The first time I heard the term "soul food" I had no idea what it was. Then one day I looked in the window of a soul food cafe, and when I saw the menu, I realized that I had been eatin " soul food" most all of my life. Old country folks cooking, like what I grew up on, included fried chicken, turnip greens, black-eyed peas and cornbread, and sometimes the cornbread was hoecakes. Hoecakes is about as southern, and about as country as you can get.

"Southern culture is the "cornerstone" of Southern cuisine. From this culture came one of the main staples of the Southern diet: corn, either ground into meal or limed with an alkaline salt to make hominy.

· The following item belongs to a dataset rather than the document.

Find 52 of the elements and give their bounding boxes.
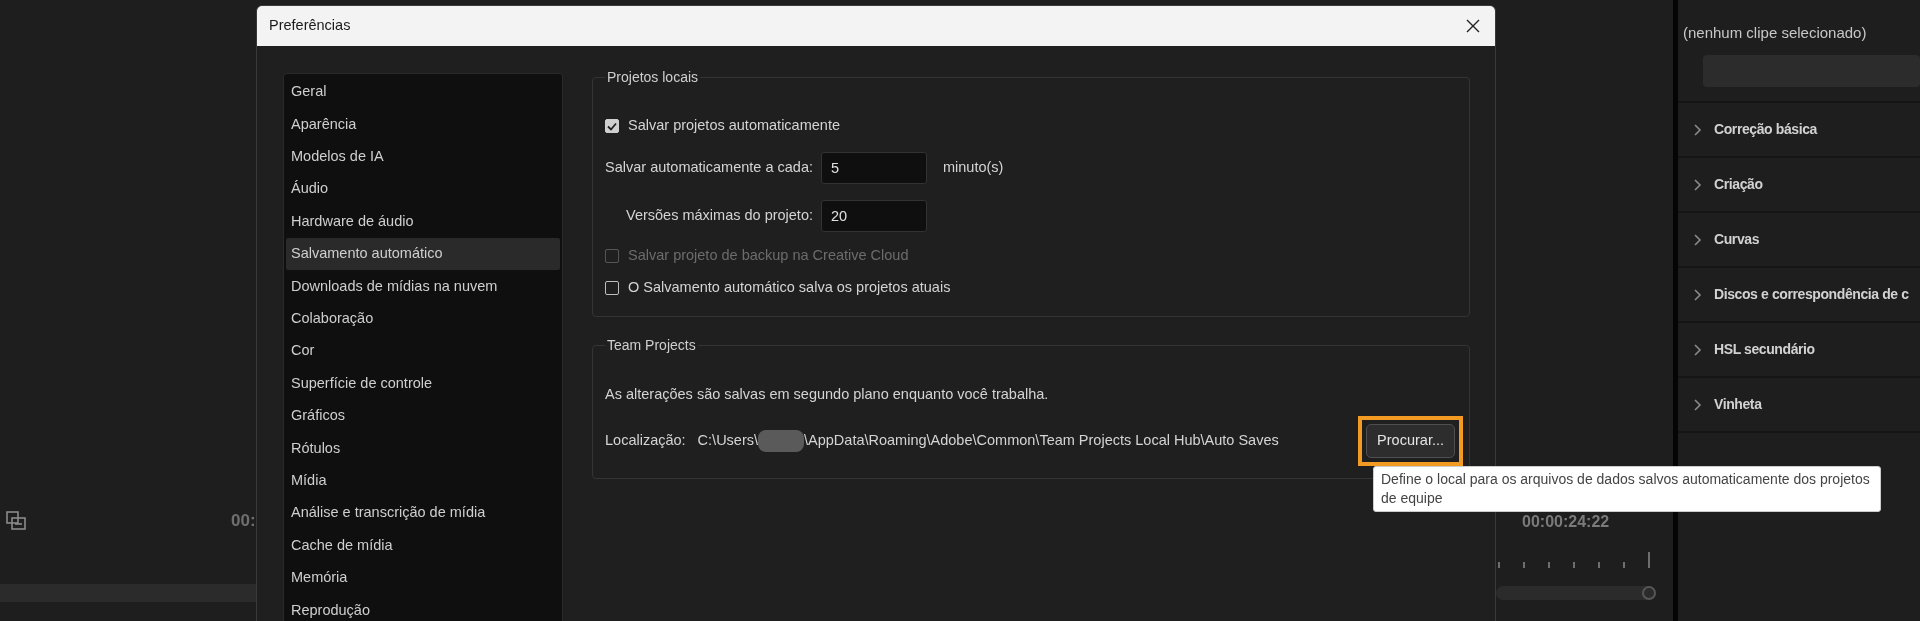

Corn was used to make all kinds of dishes from the familiar cornbread and grits, to moonshine. Cornbread was popular during the Civil War because it was very cheap and could be made in many different sizes and forms. It could be made into high-rising, fluffy loaves or simply fried for a fast meal." Or, even made into Hoecakes.

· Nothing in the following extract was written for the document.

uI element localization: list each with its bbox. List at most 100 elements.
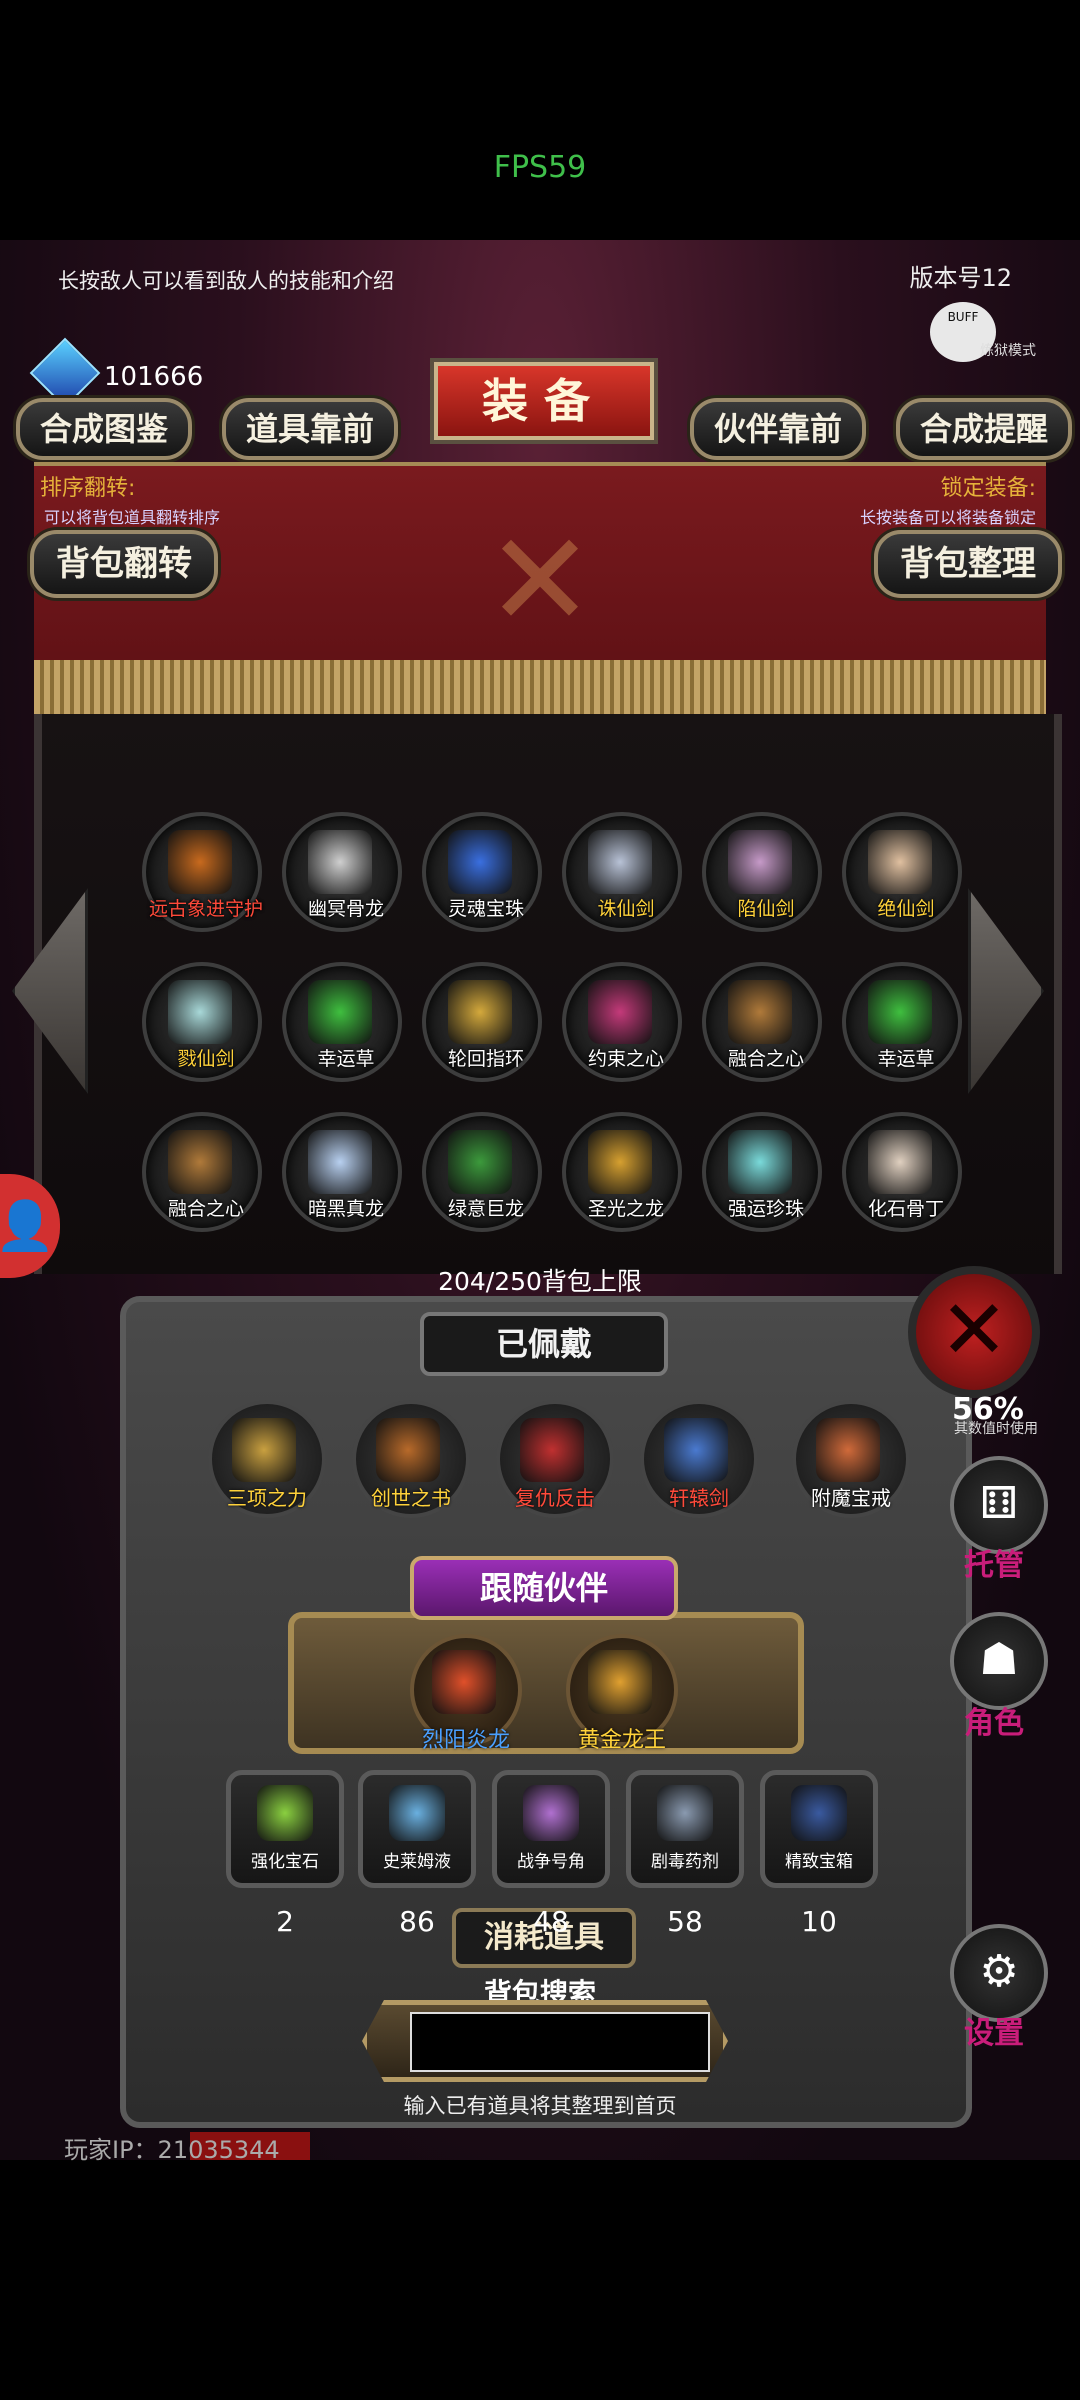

"According to the Oxford English Dictionary, the term hoecake first occurs in 1745. The origin of the name is the method of preparation: field hands often cooked it on a shovel or hoe held to an open flame. Hoes designed for cotton fields were large and flat with a hole for the long handle to slide through; the blade would be removed and placed over a fire much like a griddle."

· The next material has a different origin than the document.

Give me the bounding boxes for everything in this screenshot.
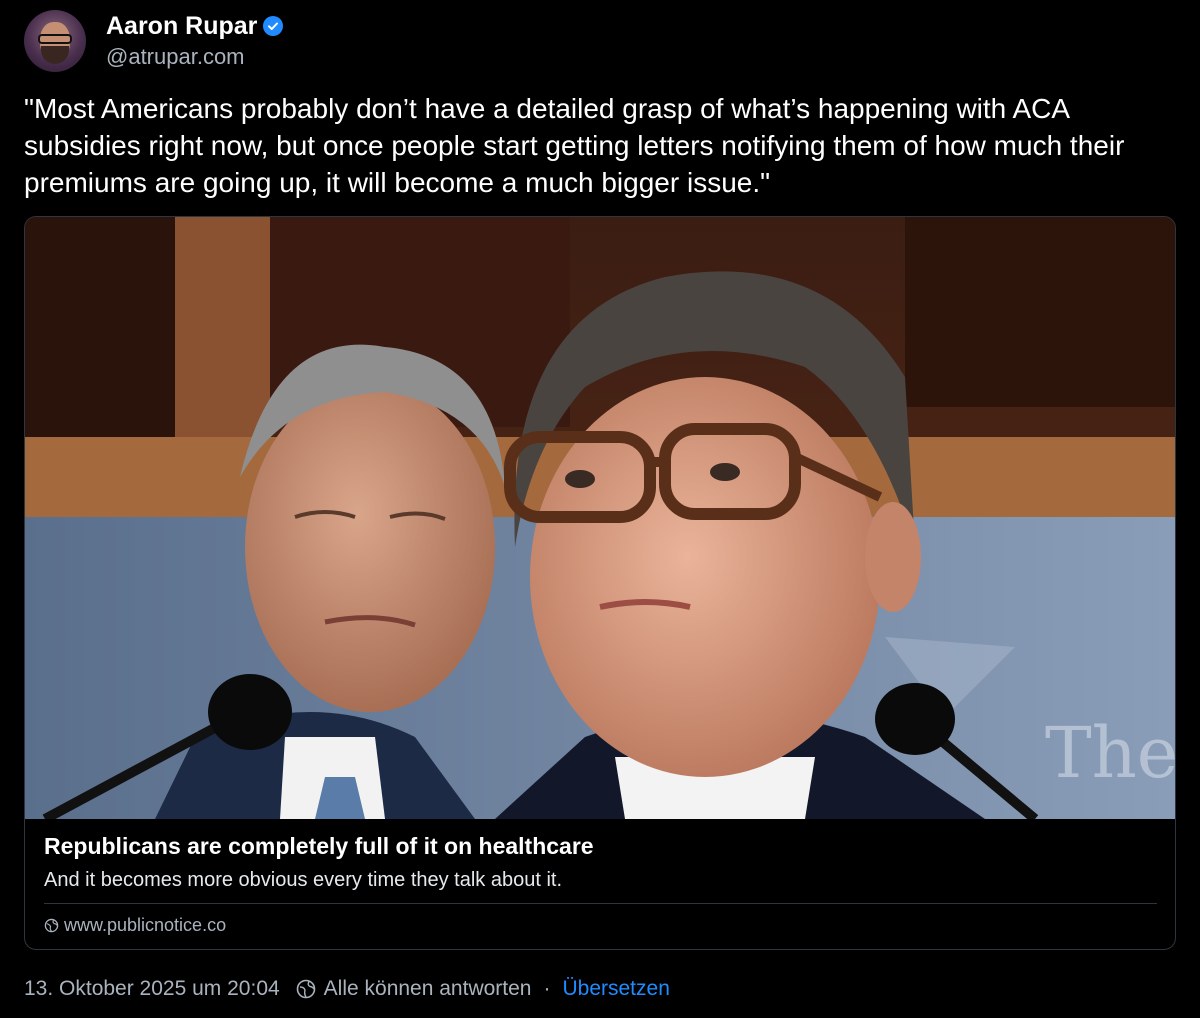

Now when I was a young man, there was another young man who lived near Nankipooh called "Hoecake". Now Hoecake was just about the meanest man I had ever known. Some say he got his nickname because he was tougher than a three day old hoecake.  At any rate I was scared to death of him, and with good cause. He had at one time cut off a man's nose with a knife for no good reason at all.

Well there was a time when old Hoecake set his eyes on me and said he was gonna whip me like I ain't never been whipped before. Well of course I was scared, and did not know what to do. I had an old 16 gauge shotgun, but it never occurred to me to shoot him, I just hid out every time I saw him coming. After a couple of months Hoecake found somebody else to be mad at, and he never bothered me again.

Now some may say I was a coward, but I knew I couldn't whip him, and I was not goin to shoot him, so the best plan seemed to be, not to be around where ever he was. It seems like there is a lot of folks who would rather shoot than wait it out, but I don't think that's a very good policy, even for a country to follow. By the way, last time I heard of Hoecake, he was in federal prison for bank robbery.

"Now, that's the way I see it, and you can tell'um I said so!"